3.2 Results Table 2 and FIG. 4 show that particularly PEP 27-39 has a very good activity. PEP 33-38, PEP 32-39, PEP 30-37 and PEP 29-36 also still have an acceptable activity. The result with PEP 27-39 scr shows that not only the amino acid composition but also the amino acid sequence have an influence on the inhibiting action of a peptide on binding of LPS to monocytes.

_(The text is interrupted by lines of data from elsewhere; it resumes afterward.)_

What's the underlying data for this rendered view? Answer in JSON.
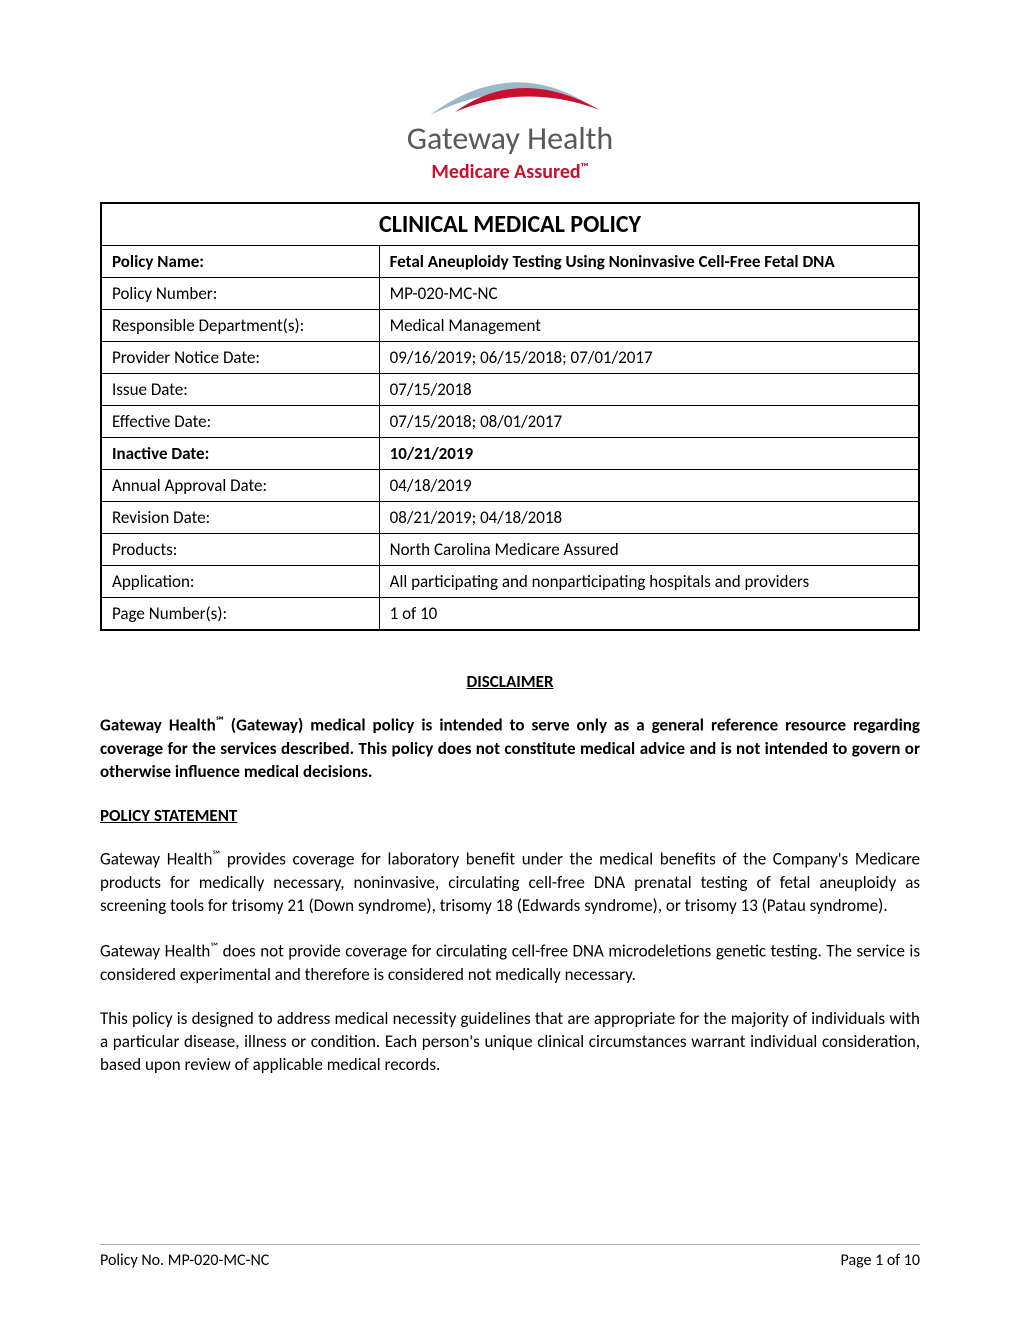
{
  "logo": {
    "main_text": "Gateway Health",
    "sub_text": "Medicare Assured",
    "swoosh_color_blue": "#9bb8c9",
    "swoosh_color_red": "#c8102e",
    "main_text_color": "#58595b",
    "sub_text_color": "#c8102e"
  },
  "table": {
    "title": "CLINICAL MEDICAL POLICY",
    "rows": [
      {
        "label": "Policy Name:",
        "value": "Fetal Aneuploidy Testing Using Noninvasive Cell-Free Fetal DNA",
        "bold": true
      },
      {
        "label": "Policy Number:",
        "value": "MP-020-MC-NC",
        "bold": false
      },
      {
        "label": "Responsible Department(s):",
        "value": "Medical Management",
        "bold": false
      },
      {
        "label": "Provider Notice Date:",
        "value": "09/16/2019; 06/15/2018; 07/01/2017",
        "bold": false
      },
      {
        "label": "Issue Date:",
        "value": "07/15/2018",
        "bold": false
      },
      {
        "label": "Effective Date:",
        "value": "07/15/2018; 08/01/2017",
        "bold": false
      },
      {
        "label": "Inactive Date:",
        "value": "10/21/2019",
        "bold": true
      },
      {
        "label": "Annual Approval Date:",
        "value": "04/18/2019",
        "bold": false
      },
      {
        "label": "Revision Date:",
        "value": "08/21/2019; 04/18/2018",
        "bold": false
      },
      {
        "label": "Products:",
        "value": "North Carolina Medicare Assured",
        "bold": false
      },
      {
        "label": "Application:",
        "value": "All participating and nonparticipating hospitals and providers",
        "bold": false
      },
      {
        "label": "Page Number(s):",
        "value": "1 of 10",
        "bold": false
      }
    ]
  },
  "disclaimer": {
    "heading": "DISCLAIMER",
    "body_prefix": "Gateway Health",
    "body_suffix": " (Gateway) medical policy is intended to serve only as a general reference resource regarding coverage for the services described. This policy does not constitute medical advice and is not intended to govern or otherwise influence medical decisions."
  },
  "policy_statement": {
    "heading": "POLICY STATEMENT",
    "para1_prefix": "Gateway Health",
    "para1_suffix": " provides coverage for laboratory benefit under the medical benefits of the Company's Medicare products for medically necessary, noninvasive, circulating cell-free DNA prenatal testing of fetal aneuploidy as screening tools for trisomy 21 (Down syndrome), trisomy 18 (Edwards syndrome), or trisomy 13 (Patau syndrome).",
    "para2_prefix": "Gateway Health",
    "para2_suffix": " does not provide coverage for circulating cell-free DNA microdeletions genetic testing. The service is considered experimental and therefore is considered not medically necessary.",
    "para3": "This policy is designed to address medical necessity guidelines that are appropriate for the majority of individuals with a particular disease, illness or condition. Each person's unique clinical circumstances warrant individual consideration, based upon review of applicable medical records."
  },
  "footer": {
    "left": "Policy No. MP-020-MC-NC",
    "right": "Page 1 of 10"
  },
  "styles": {
    "body_font_size": 17,
    "title_font_size": 24,
    "border_color": "#000000",
    "background_color": "#ffffff",
    "text_color": "#000000",
    "footer_rule_color": "#b0b0b0"
  }
}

4.1 Materials and method Neutrophils are isolated from heparin blood of healthy volunteers via a Histopaque-Picoll gradient in accordance with a standard method (Van Amerafoort, E. S. & J. A. G. van Strijp, Cytometry 17, 294-301 (1994). The remaining erythrocytes in the neutrophil fraction are lysed with sterile water (for 30 seconds) and, after reinstatement of the isotonicity, the fraction is washed. The cells are finally inserted (suspended) in HGSS+2% Human Serum Albumin (HSA). Cells (1×104) are incubated with 1 ng/ml ReLPS, 30 ng/ml recombinant LPS-binding protein (r-LPS) and a sample SAP in a total volume of 100 μl for 30 minutes at 37° C. The samples are subsequently placed in a luminometer (Berthold; Autolumat LB953), whereafter via automatic injection luminol (180 μM) and 1 μM fMLP (formylmethyonyl-leucyl-phenylalanine) are added as stimulus to each tube. The luminescence response is measured continuously for 15 minutes and the results expressed as total luminescence response (area under the graph). See also Weersink et al., Immunology 83, 617-623 (1994).

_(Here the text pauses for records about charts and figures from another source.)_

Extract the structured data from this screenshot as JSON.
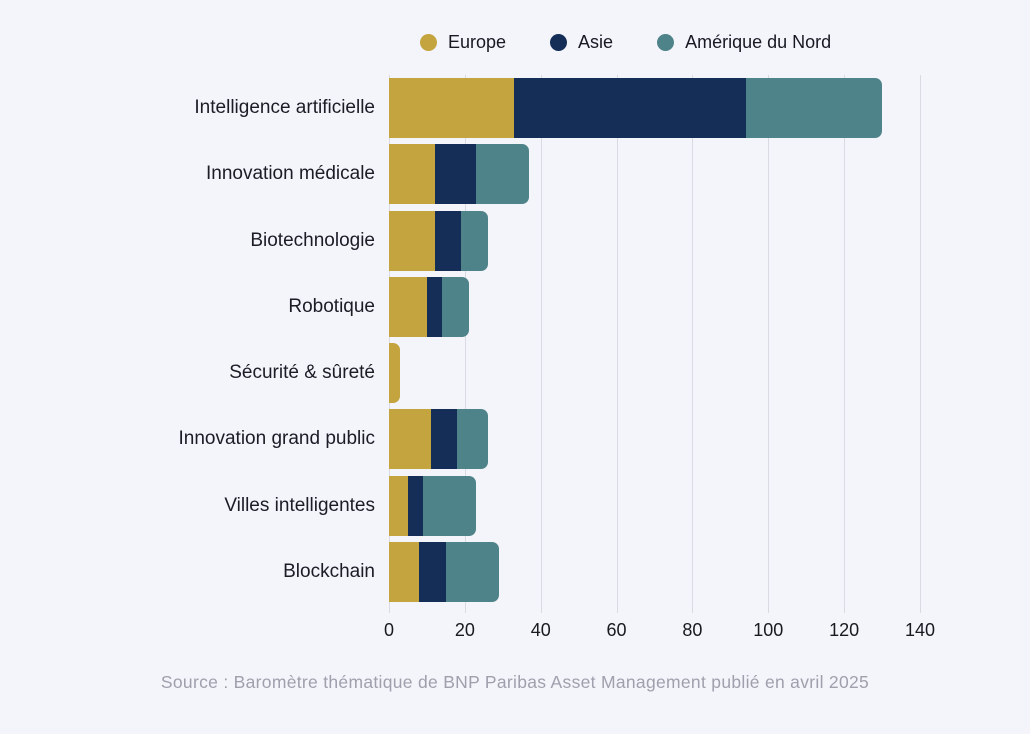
{
  "legend": {
    "items": [
      {
        "label": "Europe",
        "color": "#c4a43e"
      },
      {
        "label": "Asie",
        "color": "#142e57"
      },
      {
        "label": "Amérique du Nord",
        "color": "#4e8489"
      }
    ]
  },
  "chart_data": {
    "type": "bar",
    "orientation": "horizontal",
    "stacked": true,
    "categories": [
      "Intelligence artificielle",
      "Innovation médicale",
      "Biotechnologie",
      "Robotique",
      "Sécurité & sûreté",
      "Innovation grand public",
      "Villes intelligentes",
      "Blockchain"
    ],
    "series": [
      {
        "name": "Europe",
        "color": "#c4a43e",
        "values": [
          33,
          12,
          12,
          10,
          3,
          11,
          5,
          8
        ]
      },
      {
        "name": "Asie",
        "color": "#142e57",
        "values": [
          61,
          11,
          7,
          4,
          0,
          7,
          4,
          7
        ]
      },
      {
        "name": "Amérique du Nord",
        "color": "#4e8489",
        "values": [
          36,
          14,
          7,
          7,
          0,
          8,
          14,
          14
        ]
      }
    ],
    "totals": [
      130,
      37,
      26,
      21,
      3,
      26,
      23,
      29
    ],
    "xlim": [
      0,
      140
    ],
    "xticks": [
      0,
      20,
      40,
      60,
      80,
      100,
      120,
      140
    ],
    "grid": true,
    "legend_position": "top",
    "title": "",
    "xlabel": "",
    "ylabel": ""
  },
  "source": {
    "text": "Source : Baromètre thématique de BNP Paribas Asset Management publié en avril 2025"
  },
  "colors": {
    "background": "#f4f4fb",
    "gridline": "#d9dae4",
    "category_label": "#1b1c26",
    "tick_label": "#181a20",
    "source_text": "#9fa0ac"
  }
}
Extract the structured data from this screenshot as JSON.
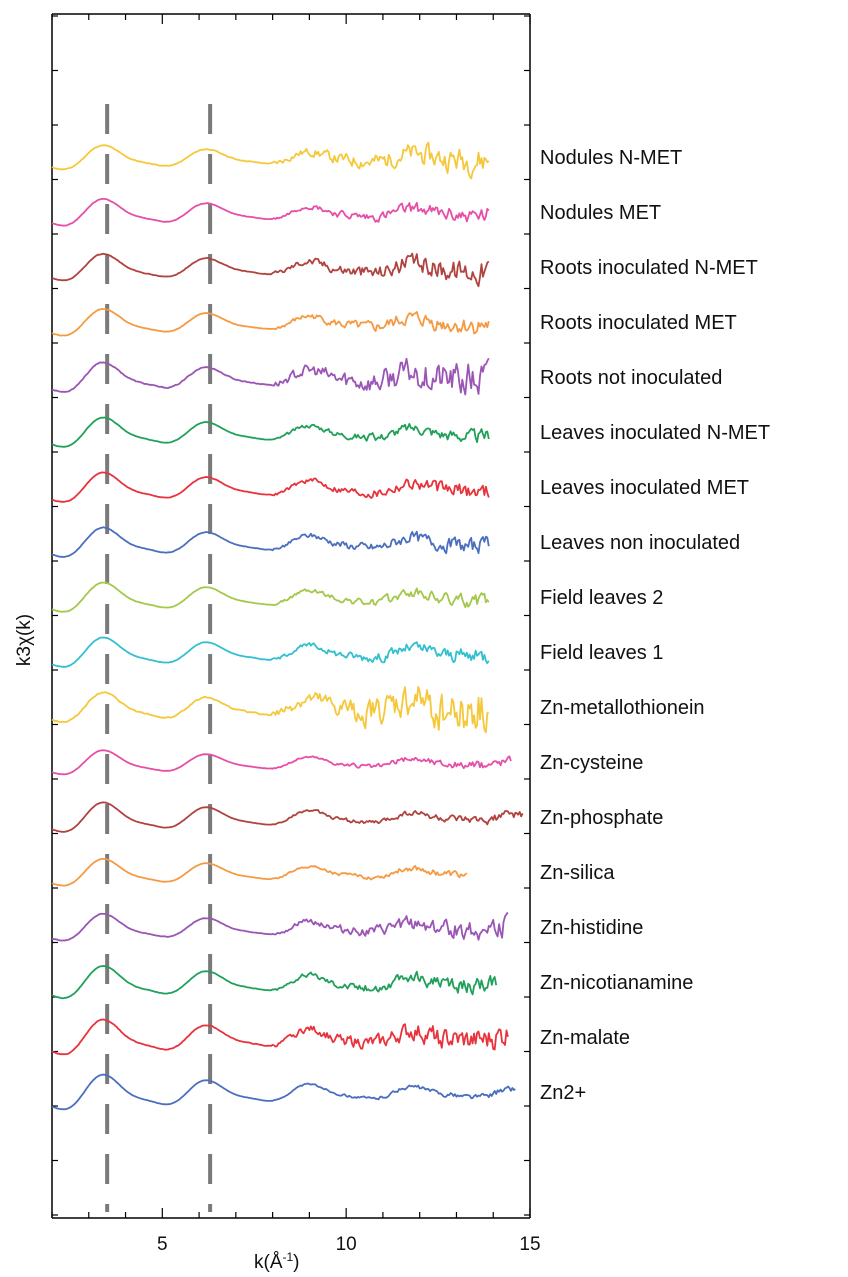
{
  "chart_data": {
    "type": "line",
    "xlabel": "k(Å",
    "xlabel_sup": "-1",
    "xlabel_suffix": ")",
    "ylabel": "k3χ(k)",
    "xlim": [
      2,
      15
    ],
    "xticks": [
      5,
      10,
      15
    ],
    "xtick_labels": [
      "5",
      "10",
      "15"
    ],
    "reference_lines_x": [
      3.5,
      6.3
    ],
    "grid": false,
    "legend": "labels at right end of each trace",
    "series": [
      {
        "name": "Nodules N-MET",
        "color": "#f5c83c",
        "x_end": 13.9,
        "amp": 0.9,
        "noise": 1.0,
        "seed": 11
      },
      {
        "name": "Nodules MET",
        "color": "#e64fa8",
        "x_end": 13.9,
        "amp": 1.0,
        "noise": 0.6,
        "seed": 23
      },
      {
        "name": "Roots inoculated N-MET",
        "color": "#b0423f",
        "x_end": 13.9,
        "amp": 1.0,
        "noise": 0.9,
        "seed": 37
      },
      {
        "name": "Roots inoculated MET",
        "color": "#f59a42",
        "x_end": 13.9,
        "amp": 1.0,
        "noise": 0.7,
        "seed": 41
      },
      {
        "name": "Roots not inoculated",
        "color": "#9a55b5",
        "x_end": 13.9,
        "amp": 1.1,
        "noise": 1.4,
        "seed": 53
      },
      {
        "name": "Leaves inoculated N-MET",
        "color": "#20a05a",
        "x_end": 13.9,
        "amp": 1.1,
        "noise": 0.5,
        "seed": 67
      },
      {
        "name": "Leaves inoculated MET",
        "color": "#e8333c",
        "x_end": 13.9,
        "amp": 1.1,
        "noise": 0.6,
        "seed": 71
      },
      {
        "name": "Leaves non inoculated",
        "color": "#4a6fbf",
        "x_end": 13.9,
        "amp": 1.1,
        "noise": 0.6,
        "seed": 83
      },
      {
        "name": "Field leaves 2",
        "color": "#a3c84a",
        "x_end": 13.9,
        "amp": 1.1,
        "noise": 0.5,
        "seed": 97
      },
      {
        "name": "Field leaves 1",
        "color": "#32c0d0",
        "x_end": 13.9,
        "amp": 1.1,
        "noise": 0.6,
        "seed": 101
      },
      {
        "name": "Zn-metallothionein",
        "color": "#f5c83c",
        "x_end": 13.9,
        "amp": 1.1,
        "noise": 1.8,
        "seed": 113
      },
      {
        "name": "Zn-cysteine",
        "color": "#e64fa8",
        "x_end": 14.5,
        "amp": 0.9,
        "noise": 0.3,
        "seed": 127
      },
      {
        "name": "Zn-phosphate",
        "color": "#b0423f",
        "x_end": 14.8,
        "amp": 1.1,
        "noise": 0.3,
        "seed": 131
      },
      {
        "name": "Zn-silica",
        "color": "#f59a42",
        "x_end": 13.3,
        "amp": 1.0,
        "noise": 0.3,
        "seed": 139
      },
      {
        "name": "Zn-histidine",
        "color": "#9a55b5",
        "x_end": 14.4,
        "amp": 1.0,
        "noise": 0.7,
        "seed": 149
      },
      {
        "name": "Zn-nicotianamine",
        "color": "#20a05a",
        "x_end": 14.1,
        "amp": 1.2,
        "noise": 0.6,
        "seed": 157
      },
      {
        "name": "Zn-malate",
        "color": "#e8333c",
        "x_end": 14.4,
        "amp": 1.3,
        "noise": 0.9,
        "seed": 163
      },
      {
        "name": "Zn2+",
        "color": "#4a6fbf",
        "x_end": 14.6,
        "amp": 1.3,
        "noise": 0.2,
        "seed": 173
      }
    ]
  }
}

1. FIG. 3 shows the inhibition of the LPS “priming” of neutrophils by SAP. In the graph the luminescence counts are plotted against the measurement time (in minutes). This shows that the activation of meutrophils by LPS is greatly reduced by SAP. This is a strong indication that the toxicity of LPS can also be reduced in vivo by SAP.

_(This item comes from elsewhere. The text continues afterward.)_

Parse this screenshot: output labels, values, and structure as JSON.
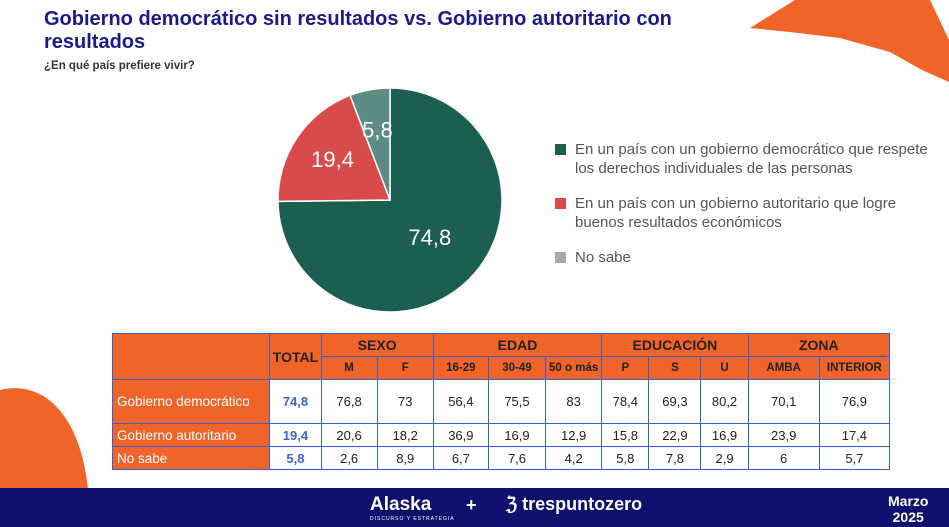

5.1 Materials and method. In vivo protection experiments are performed in a peritonitis model in the mouse (Cross et al., Infect. and Immunity 61, 2741-2747 (1993)) with ReLPS or intact Gram-negative bacteria. The SAP preparation is incubated beforehand with ReLPS or O18K5 bacteria (Cross et al., supra) and subsequently administered intraperitoneally to BALB/c mice in a 3xLD50 dose. Survival was followed for 7 days.